Bundan birkaç yıl önce 28 yaşındaki mimar Onur Yaser Can İstanbul'da üzerinde bir miktar esrarla yakalandığı için gözaltına alınarak işkenceye ve işkence tehdidine maruz bırakıldı. Serbest bırakılmasının ardından da devam eden polis tacizine daha fazla dayanamadı ve intihar etti. Ölümüne sebep olan polisler göstermelik bir kıdem durdurma dışında ceza almadılar. Oğlunun katillerinden hesap sorulması için verdiği mücadelede hep hayal kırıklığı ile karşılaşan annesi Hatice Can ise yaşamına kendi elleriyle son verdi. Yine soruyoruz, ortada gerçek hiçbir suçu olmayan bir genci ve annesini intihara sürükleyen düzeninizin “akıl sağlığı” nasıl?
Yaser’in annesinin adalet duygusunu onaramayıp ölüme sürükleyenler, bir kişiyi zorla “akıl hastanesine” kapatmaya karar verdiler. Egemen akla göre, bu toplumun düzenine ayak uydurmak istemeyen ya da uyduramayan birinin “akıl sağlığından” şüphe duyulmalıydı. Muzaffer Sarısülük de bu toplumun düzenine uymak istememiş, kendine arazide bir barakada yaşam kurmuştu.
Yani bu sefer, düzenlerini korumak için bir insanı zorla “akıl hastanesine” kapatmak istiyorlar. Herkes “aklını” başına alsın diye.

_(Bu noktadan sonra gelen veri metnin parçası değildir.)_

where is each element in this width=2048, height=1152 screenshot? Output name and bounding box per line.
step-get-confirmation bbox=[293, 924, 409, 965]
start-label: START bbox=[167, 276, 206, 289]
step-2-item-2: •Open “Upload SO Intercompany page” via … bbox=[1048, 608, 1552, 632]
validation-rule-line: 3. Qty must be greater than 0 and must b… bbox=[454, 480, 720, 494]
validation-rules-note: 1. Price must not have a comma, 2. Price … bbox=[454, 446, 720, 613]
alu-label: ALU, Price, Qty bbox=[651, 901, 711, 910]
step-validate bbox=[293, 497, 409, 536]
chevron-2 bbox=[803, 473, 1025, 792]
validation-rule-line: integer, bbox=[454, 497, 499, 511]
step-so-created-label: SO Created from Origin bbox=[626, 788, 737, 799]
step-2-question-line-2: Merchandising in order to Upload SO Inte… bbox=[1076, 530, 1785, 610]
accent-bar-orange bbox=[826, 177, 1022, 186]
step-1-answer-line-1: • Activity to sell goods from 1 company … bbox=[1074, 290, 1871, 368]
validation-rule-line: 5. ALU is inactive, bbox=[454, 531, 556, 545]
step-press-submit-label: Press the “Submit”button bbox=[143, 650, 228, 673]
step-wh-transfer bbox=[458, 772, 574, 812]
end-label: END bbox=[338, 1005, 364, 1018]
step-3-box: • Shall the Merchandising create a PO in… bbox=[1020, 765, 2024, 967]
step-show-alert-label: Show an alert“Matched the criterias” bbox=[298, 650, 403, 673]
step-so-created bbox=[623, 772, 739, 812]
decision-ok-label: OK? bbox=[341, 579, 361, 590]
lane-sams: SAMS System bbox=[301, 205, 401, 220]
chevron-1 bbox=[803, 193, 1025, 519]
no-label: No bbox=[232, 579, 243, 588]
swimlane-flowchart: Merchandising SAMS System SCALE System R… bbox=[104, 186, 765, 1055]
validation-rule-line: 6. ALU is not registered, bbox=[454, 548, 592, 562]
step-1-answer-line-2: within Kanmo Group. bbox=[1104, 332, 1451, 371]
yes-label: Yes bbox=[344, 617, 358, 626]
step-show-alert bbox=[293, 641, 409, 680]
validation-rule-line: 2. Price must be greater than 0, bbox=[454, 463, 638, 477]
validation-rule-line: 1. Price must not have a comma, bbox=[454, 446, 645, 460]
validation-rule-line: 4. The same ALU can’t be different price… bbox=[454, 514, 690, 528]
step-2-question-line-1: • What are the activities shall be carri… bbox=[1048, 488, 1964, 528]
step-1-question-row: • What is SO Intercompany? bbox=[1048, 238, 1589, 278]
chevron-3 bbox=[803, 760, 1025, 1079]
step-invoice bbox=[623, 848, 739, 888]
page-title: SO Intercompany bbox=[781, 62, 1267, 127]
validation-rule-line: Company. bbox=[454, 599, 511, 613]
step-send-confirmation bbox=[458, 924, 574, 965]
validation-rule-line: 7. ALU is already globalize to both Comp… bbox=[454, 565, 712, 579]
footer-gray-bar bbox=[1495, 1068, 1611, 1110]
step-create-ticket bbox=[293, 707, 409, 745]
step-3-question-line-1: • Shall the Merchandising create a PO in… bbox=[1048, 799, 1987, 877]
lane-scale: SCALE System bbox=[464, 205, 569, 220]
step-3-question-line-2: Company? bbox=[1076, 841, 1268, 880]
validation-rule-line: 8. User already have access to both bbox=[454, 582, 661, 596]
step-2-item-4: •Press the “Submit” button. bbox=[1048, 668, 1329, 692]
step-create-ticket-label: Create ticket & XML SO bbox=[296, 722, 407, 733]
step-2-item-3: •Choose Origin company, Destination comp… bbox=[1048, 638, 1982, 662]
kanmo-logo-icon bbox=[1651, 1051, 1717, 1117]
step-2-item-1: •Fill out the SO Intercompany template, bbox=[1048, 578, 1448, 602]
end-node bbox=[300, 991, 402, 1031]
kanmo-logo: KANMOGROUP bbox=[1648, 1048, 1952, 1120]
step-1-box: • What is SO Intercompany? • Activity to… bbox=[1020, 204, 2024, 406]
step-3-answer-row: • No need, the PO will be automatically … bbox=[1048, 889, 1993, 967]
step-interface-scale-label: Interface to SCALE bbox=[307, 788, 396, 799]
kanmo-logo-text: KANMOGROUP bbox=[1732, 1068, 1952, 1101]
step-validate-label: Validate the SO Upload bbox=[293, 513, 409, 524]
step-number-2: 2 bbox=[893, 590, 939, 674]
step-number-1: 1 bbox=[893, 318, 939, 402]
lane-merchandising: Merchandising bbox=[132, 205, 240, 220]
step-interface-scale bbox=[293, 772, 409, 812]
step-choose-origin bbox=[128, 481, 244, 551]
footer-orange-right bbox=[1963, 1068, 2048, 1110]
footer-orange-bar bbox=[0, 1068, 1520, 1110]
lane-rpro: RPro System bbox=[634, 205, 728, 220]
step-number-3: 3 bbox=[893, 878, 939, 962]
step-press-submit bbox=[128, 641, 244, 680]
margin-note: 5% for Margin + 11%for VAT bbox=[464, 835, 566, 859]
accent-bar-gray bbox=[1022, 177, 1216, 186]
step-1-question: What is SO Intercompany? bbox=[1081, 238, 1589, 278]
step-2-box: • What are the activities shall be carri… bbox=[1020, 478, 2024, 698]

Biz, Toplumsal Dayanışma için Psikologlar Derneği (TODAP) olarak mahkemenin verdiği bu kararı kınıyoruz. Aynı zamanda, hepimizin iyilik halinin sağlanması için tüm bu işkence ve cinayetlerin sorumluların hesap vermesi gerektiğini, tüm baskı ve sömürülerin son bulması gerektiğini tekrarlıyor, bu durumlar özelinde de adaletin sağlanmasına yönelik mücadeleleri desteklediğimizi bir kez daha ifade ediyoruz.